XXXIII

Robic était arrivé à l’heure à l’aquarium de Saint-Malo. Il y resta un long moment, affectant d’observer les poissons, dans l’espoir de voir apparaître Gilles. Mais son portable ne répondait pas. Anormal. Quelque chose avait dérapé et, à l’heure qu’il était, Gilles était aux mains des flics, il n’en doutait pas une seconde. Accusé de l’assassinat du docteur Jaffré, sur ordre. Robic était convaincu que Gilles n’avait pas lâché son nom, mais son appartenance à sa bande lycéenne était peut-être déjà connue, raison de plus pour tirer son associé des griffes des flics.

L’attaque contre Adamsberg, prévue pour ce soir, était devenue d’autant plus nécessaire. Un boulot pas facile, car selon ses indics, le commissaire sortait toujours en groupe de l’auberge, bavardant quelque temps, et embarquait ses quatre adjoints à bord d’une voiture. Il ferait sans doute sombre mais pas encore nuit, ce qui permettrait au Prestidigitateur de le reconnaître aisément depuis sa planque, il connaissait son visage. Planque aisée sous la voûte à colonnes faisant presque face à l’auberge. Mais il faudrait pouvoir isoler le commissaire, ne serait-ce que quelques secondes, pour que son homme atteigne la cible.

Robic réfléchissait sur la route de retour de Saint-Malo. L’idée d’exiger la sortie de Gilles avec immunité sous peine de représailles mortelles lui semblait aussi audacieuse qu’excellente. Avec une simple balle dans le bras en guise de premier avertissement ce soir. Deux premières attaques avec blessures, puis la mort s’il n’était pas obéi. Ceci pour donner du temps à l’opinion et aux médias de se mobiliser. Le ministre de l’Intérieur pouvait-il se permettre de perdre un homme aussi renommé et presque unanimement apprécié qu’Adamsberg ? D’être accusé d’avoir sacrifié le commissaire pour la gloire d’avoir arrêté un seul assassin ? Cela ne lui semblait pas probable. Après les deux premières blessures, il céderait sans doute et négocierait. Obtenir l’immunité de Gilles était une chose, mais lui, Robic, avait décidé de la mort d’Adamsberg. Ce type était sur ses traces et il ne s’arrêterait pas là, il en était persuadé. Et rien ne l’empêchait de le faire descendre, même après la libération de Gilles.

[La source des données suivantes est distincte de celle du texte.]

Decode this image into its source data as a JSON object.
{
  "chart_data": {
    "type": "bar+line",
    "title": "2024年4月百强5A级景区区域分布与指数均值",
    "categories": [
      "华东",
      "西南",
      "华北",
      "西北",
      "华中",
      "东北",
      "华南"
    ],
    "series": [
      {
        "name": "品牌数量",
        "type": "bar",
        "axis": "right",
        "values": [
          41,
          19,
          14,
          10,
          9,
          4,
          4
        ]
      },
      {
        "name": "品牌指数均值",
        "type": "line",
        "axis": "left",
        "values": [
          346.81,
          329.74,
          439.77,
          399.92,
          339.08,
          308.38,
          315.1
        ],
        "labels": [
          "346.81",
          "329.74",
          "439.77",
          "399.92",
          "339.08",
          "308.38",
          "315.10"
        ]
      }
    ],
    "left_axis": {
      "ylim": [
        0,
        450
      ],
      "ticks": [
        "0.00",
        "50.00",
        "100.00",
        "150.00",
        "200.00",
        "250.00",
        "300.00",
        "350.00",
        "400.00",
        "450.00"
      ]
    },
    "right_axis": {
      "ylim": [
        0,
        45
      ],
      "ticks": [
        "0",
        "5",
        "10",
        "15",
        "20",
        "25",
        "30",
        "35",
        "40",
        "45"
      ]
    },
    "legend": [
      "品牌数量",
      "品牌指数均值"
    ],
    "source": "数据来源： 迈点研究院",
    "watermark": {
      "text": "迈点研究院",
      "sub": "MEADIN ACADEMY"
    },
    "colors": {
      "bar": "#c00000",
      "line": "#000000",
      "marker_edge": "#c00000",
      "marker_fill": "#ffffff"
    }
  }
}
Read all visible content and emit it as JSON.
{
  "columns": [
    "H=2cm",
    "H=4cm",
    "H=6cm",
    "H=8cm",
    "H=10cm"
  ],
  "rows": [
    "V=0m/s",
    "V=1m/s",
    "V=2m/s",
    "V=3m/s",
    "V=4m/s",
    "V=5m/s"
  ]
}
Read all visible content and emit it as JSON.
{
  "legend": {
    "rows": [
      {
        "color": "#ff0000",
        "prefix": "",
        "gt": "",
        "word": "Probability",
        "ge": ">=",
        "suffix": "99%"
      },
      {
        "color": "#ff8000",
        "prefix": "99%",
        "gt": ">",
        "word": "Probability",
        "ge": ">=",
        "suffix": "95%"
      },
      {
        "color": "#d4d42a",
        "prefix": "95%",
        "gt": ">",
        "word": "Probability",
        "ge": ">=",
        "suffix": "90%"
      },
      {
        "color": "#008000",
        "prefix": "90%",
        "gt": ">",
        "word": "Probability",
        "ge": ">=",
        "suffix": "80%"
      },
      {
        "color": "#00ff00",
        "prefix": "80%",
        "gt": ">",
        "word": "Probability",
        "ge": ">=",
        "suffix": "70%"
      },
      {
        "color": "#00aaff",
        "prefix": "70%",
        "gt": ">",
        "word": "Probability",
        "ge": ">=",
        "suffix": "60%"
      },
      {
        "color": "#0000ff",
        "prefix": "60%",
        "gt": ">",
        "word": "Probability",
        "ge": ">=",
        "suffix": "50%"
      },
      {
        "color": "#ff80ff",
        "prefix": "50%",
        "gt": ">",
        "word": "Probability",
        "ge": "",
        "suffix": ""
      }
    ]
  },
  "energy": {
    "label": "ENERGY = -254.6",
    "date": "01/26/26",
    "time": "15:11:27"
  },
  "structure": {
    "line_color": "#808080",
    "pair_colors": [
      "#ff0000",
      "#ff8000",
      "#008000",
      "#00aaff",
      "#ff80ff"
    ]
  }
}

Ainsi, sa résolution était prise et bien prise. Il passerait un appel au commissaire quand le groupe serait rassemblé devant l’auberge. Adamsberg s’éloignerait un peu pour entendre et, une fois le flic isolé, son homme tirerait. Il devait informer le Prestidigitateur du changement de programme : tirer quand Adamsberg s’écarterait des autres et ne lui infliger qu’une blessure au bras, assez légère pour qu’il soit sorti de l’hôpital le lendemain. Ne restait plus qu’à préparer son message au commissaire. Mais il ne l’enverrait pas ce soir, où ils auraient tôt fait de l’encercler d’une haie de gardes du corps. Demain. Demain car ce ne serait qu’après la blessure au bras que le message serait crédible. Ils mettraient bien sûr en place un dispositif de sécurité autour de lui mais il méditait déjà son plan pour contourner cet obstacle de taille. Pour ce tir, il changerait d’homme et prendrait le Joueur, qui avait commencé sa carrière dans le cirque comme gymnaste, contorsionniste, sauteur, équilibriste, toutes performances pour lesquels son corps mince était spectaculairement doué.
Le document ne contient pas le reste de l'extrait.